Keeping body and soul together

March 14th, 2011

All I ever dreamt of in my country was to finish school and find a job, but so elusive has been a job that today I am part of the 90 plus percent of people in the country who according to the Zimbabwe Congress of Trade Unions (ZCTU) are not employed.

As I go about my freelance work I meet my fellow Zimbabweans who work extra hard to get a meal; I am so encouraged by the “never say die attitude” of my compatriots as though it is written on their faces.

Somehow we always find a plan and, job or no job, we survive.

Some sell tomatoes, while others sell newspapers, the list of what people do is endless but the motive is one; to keep body and soul together.

This morning I talked to some vendors who said even though they would love to be formally employed they have to make do with what is available.

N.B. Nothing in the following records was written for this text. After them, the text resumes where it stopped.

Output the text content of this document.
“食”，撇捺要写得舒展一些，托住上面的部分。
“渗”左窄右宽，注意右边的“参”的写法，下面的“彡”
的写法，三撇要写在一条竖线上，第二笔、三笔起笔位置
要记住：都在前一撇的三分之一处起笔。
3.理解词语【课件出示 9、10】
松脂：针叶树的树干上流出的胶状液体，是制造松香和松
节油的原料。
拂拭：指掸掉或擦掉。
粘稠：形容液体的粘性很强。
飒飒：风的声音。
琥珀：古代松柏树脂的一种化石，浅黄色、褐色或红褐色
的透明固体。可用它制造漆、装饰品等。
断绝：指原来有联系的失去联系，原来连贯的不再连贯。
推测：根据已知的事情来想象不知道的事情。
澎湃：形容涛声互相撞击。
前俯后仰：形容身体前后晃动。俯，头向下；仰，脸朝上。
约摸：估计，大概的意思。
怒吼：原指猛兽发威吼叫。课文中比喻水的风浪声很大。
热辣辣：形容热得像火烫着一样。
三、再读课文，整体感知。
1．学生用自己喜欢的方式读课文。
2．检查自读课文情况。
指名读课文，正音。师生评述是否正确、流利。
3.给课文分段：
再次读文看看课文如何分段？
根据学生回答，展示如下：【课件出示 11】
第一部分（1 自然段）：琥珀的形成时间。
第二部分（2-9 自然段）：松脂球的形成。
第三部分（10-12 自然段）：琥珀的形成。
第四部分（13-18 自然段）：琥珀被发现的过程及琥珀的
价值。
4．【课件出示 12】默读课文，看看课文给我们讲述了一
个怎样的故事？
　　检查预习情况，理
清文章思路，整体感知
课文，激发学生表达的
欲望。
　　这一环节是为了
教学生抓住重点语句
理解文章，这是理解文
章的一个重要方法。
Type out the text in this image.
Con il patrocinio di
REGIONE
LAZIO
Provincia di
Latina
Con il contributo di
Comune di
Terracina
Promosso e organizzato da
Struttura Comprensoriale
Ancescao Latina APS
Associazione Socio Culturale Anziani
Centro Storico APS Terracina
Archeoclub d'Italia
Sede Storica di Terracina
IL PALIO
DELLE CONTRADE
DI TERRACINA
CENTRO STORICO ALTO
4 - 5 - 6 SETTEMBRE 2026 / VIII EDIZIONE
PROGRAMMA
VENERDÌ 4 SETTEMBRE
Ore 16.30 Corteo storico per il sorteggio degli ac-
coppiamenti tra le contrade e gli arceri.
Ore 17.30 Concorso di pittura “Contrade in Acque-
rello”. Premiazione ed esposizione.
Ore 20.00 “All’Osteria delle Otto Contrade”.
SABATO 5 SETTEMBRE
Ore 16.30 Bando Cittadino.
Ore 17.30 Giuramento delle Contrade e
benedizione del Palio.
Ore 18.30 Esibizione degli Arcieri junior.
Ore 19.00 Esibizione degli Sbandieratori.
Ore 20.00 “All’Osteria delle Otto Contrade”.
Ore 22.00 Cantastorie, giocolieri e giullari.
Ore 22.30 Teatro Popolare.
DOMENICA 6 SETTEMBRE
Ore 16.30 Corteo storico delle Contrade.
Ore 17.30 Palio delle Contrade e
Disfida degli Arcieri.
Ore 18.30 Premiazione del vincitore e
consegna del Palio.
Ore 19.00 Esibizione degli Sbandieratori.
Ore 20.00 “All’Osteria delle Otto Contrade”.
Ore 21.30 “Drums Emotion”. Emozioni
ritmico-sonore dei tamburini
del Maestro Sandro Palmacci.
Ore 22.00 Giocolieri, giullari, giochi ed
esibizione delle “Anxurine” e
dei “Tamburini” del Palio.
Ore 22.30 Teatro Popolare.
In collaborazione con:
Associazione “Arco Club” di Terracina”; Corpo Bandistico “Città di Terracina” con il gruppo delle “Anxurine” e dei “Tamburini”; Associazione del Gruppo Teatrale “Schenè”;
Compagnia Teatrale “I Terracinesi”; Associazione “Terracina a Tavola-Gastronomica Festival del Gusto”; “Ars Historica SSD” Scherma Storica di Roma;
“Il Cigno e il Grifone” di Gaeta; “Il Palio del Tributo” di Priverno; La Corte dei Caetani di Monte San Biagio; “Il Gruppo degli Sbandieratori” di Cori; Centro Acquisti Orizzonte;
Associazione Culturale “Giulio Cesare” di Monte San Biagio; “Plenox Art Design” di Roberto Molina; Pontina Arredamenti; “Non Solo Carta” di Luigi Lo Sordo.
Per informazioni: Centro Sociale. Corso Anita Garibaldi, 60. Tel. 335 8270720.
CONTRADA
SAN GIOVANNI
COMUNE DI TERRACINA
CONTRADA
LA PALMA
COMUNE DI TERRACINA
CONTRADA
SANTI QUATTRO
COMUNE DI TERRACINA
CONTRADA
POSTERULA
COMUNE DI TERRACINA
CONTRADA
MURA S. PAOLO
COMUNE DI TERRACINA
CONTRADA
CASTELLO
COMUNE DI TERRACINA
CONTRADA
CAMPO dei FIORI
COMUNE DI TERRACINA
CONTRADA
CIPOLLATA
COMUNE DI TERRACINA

The women say from vending they can at least put food on the table and send their children to school.

Yet somehow the city of Harare regards these hard working women as law breakers. Scenes of women running away from the police in the streets of Harare with babies on their backs are as common as they are worrying.

“There is nothing for us to do yet the police arrest us, this is unfair because our livelihoods are from selling vegetables.”

As a freelance journalist I also am faced with the same problem. I am scared that when I carry out my work that like the women vendors I will be arrested. I can be arrested because I do not have the required accreditation. Like women vendors I somehow operate without a license.